In [1]:
import pandas as pd
from pathlib import Path

# 1. CARICAMENTO DEL DATASET
file_path = r".\archive\All_Players_1992-2025.csv"
file_path:Path = Path(file_path)

# Leggiamo il CSV. 
df_original = pd.read_csv(file_path, encoding='utf-8')

print(f"Dimensioni originali del dataset: {df_original.shape}")
print("Esempio formato stagione:", df_original['Season'].unique()[:5])

# Applichiamo il filtro: Vogliamo che l'anno di inizio sia >= 2018
# Questo includerà 2018-2019, 2019-2020, ecc.
df = df_original[df_original['Season'] >= "2017-2018"].copy()

# 3. VERIFICA
print("-" * 30)
print(f"Dimensioni dopo il filtro: {df.shape}")
print("Stagioni rimaste:", sorted(df['Season'].unique()))

# Visualizziamo le prime righe
df.head()

Dimensioni originali del dataset: (92170, 120)
Esempio formato stagione: ['1992-1993' '1993-1994' '1999-2000' '2000-2001' '1994-1995']
------------------------------
Dimensioni dopo il filtro: (27040, 120)
Stagioni rimaste: ['2017-2018', '2018-2019', '2019-2020', '2020-2021', '2021-2022', '2022-2023', '2023-2024', '2024-2025']

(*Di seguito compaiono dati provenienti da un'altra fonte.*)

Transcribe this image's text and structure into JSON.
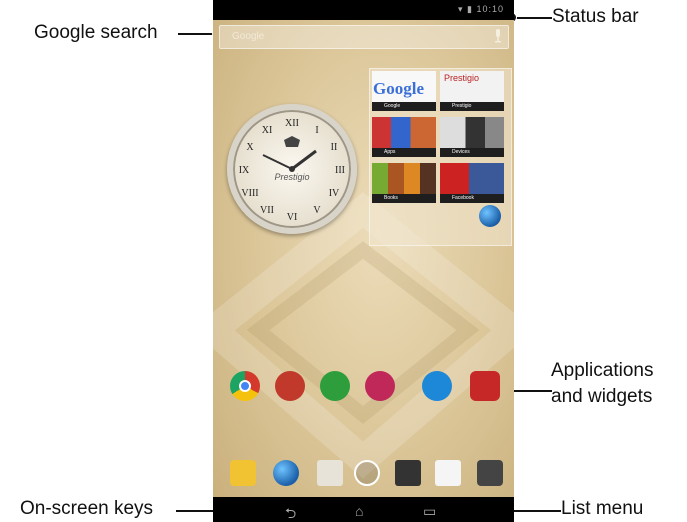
{
  "callouts": {
    "google_search": "Google search",
    "status_bar": "Status bar",
    "applications_and_widgets": "Applications and widgets",
    "on_screen_keys": "On-screen keys",
    "list_menu": "List menu"
  },
  "device": {
    "status_time": "10:10",
    "search_placeholder": "Google",
    "clock_brand": "Prestigio",
    "folder_tiles": [
      {
        "label": "Google",
        "google_word": "Google"
      },
      {
        "label": "Prestigio",
        "brand_word": "Prestigio"
      },
      {
        "label": "Apps"
      },
      {
        "label": "Devices"
      },
      {
        "label": "Books"
      },
      {
        "label": "Facebook"
      }
    ],
    "apps": [
      {
        "icon": "chrome-icon",
        "color": "#d33a2c"
      },
      {
        "icon": "book-app-icon",
        "color": "#c0392b"
      },
      {
        "icon": "download-app-icon",
        "color": "#2e9d3c"
      },
      {
        "icon": "store-app-icon",
        "color": "#c0285a"
      },
      {
        "icon": "cloud-app-icon",
        "color": "#1e88d8"
      },
      {
        "icon": "mcafee-icon",
        "color": "#c62828"
      }
    ],
    "dock": [
      "email-icon",
      "browser-icon",
      "gallery-icon",
      "app-drawer-icon",
      "video-icon",
      "play-store-icon",
      "camera-icon"
    ],
    "nav_keys": [
      "back-icon",
      "home-icon",
      "recents-icon"
    ]
  }
}
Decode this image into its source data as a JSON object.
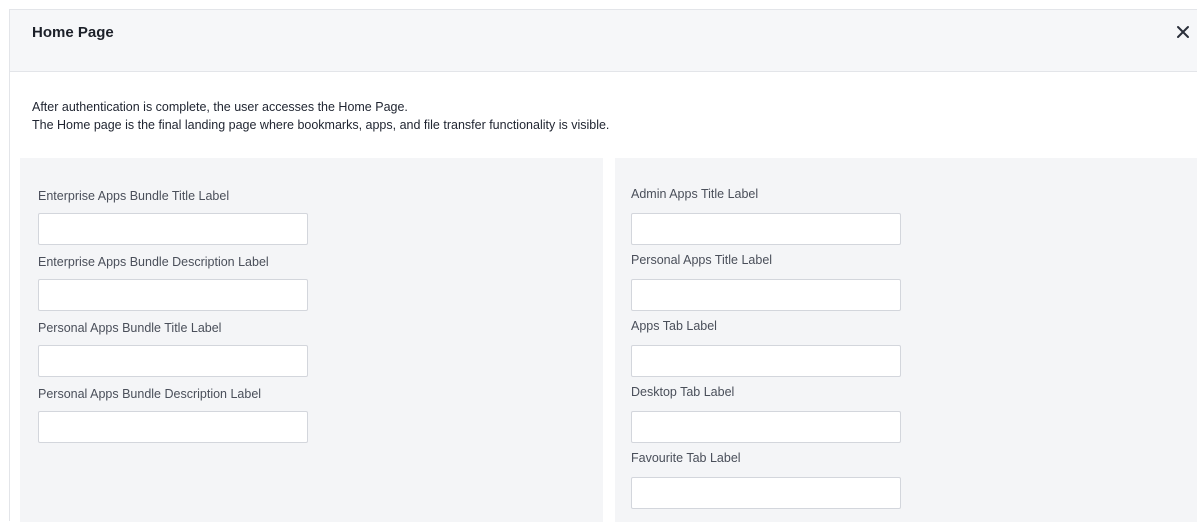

Unnamed: 0,PlayerID,Player,Squad,League,Nation,Pos,Age,Born,Season,MP,...,The Best FIFA Mens Player,UEFA Best Player,UCL_MP,UCL_Gls,UCL_xG,UCL_Ast,UCL_xA,UCL_KP,UCL_GCA,UCL_SCA
5504,1681,Claudio Pizarro,Köln,Bundesliga,PER,"FW,MF",38.0,1978.0,2017-2018,16.0,...,0.0,0.0,0.0,0.0,0.0,0.0,0.0,0.0,0.0,0.0
5513,1681,Claudio Pizarro,Werder Bremen,Bundesliga,PER,FW,39.0,1978.0,2018-2019,26.0,...,0.0,0.0,0.0,0.0,0.0,0.0,0.0,0.0,0.0,0.0
5514,1681,Claudio Pizarro,Werder Bremen,Bundesliga,PER,"FW,MF",40.0,1978.0,2019-2020,18.0,...,0.0,0.0,0.0,0.0,0.0,0.0,0.0,0.0,0.0,0.0
6280,1842,Roman Weidenfeller,Dortmund,Bundesliga,GER,GK,36.0,1980.0,2017-2018,2.0,...,0.0,0.0,0.0,0.0,0.0,0.0,0.0,0.0,0.0,0.0
6465,1877,Alexander Meier,Eint Frankfurt,Bundesliga,GER,FW,34.0,1983.0,2017-2018,1.0,...,0.0,0.0,0.0,0.0,0.0,0.0,0.0,0.0,0.0,0.0


In [2]:
# Riempie i NaN con 0 per le stats, non dovrebbero esserci valori a NaN
df_clean = df.fillna(0).copy()

# creo un ID univoco per ogni giocatore in una stagione.
# in modo che MOFA lo consideri come un'entità separata
df_clean['SampleID'] = df_clean['Player'] + '_' + df_clean['Season']
df_clean = df_clean.set_index('SampleID')

# definisco le viste
views_definition = {
    'Attacco': ['Goals', 'Shots', 'SoT', 'Assists', 'G/Sh', 'G/SoT'],
    'Possesso': ['Passes_Total', 'Passes_Completed', 'Dribbles_Completed', 'Touches'],
    'Difesa': ['Tackles', 'Interceptions', 'Blocks', 'Clearances', 'Aerials_Won'],
    'Disciplina': ['Cards_Yellow', 'Cards_Red', 'Fouls']
}

data_for_mofa = [] # Lista di matrici
view_names = []    # Lista dei nomi delle viste

print("Creazione matrici per MOFA...")
for view, cols in views_definition.items():
    # Selezioniamo solo le colonne che esistono davvero nel dataset
    valid_cols = [c for c in cols if c in df_clean.columns]
    
    if valid_cols:
        # Estraiamo la matrice di dati
        matrix = df_clean[valid_cols].values
        
        # MOFA vuole le dimensioni (N_samples, N_features)
        print(f"Vista '{view}': {matrix.shape[1]} features trovate.")
        
        data_for_mofa.append(matrix)
        view_names.append(view)
    else:
        print(f"ATTENZIONE: Nessuna colonna trovata per la vista '{view}'. Controlla i nomi.")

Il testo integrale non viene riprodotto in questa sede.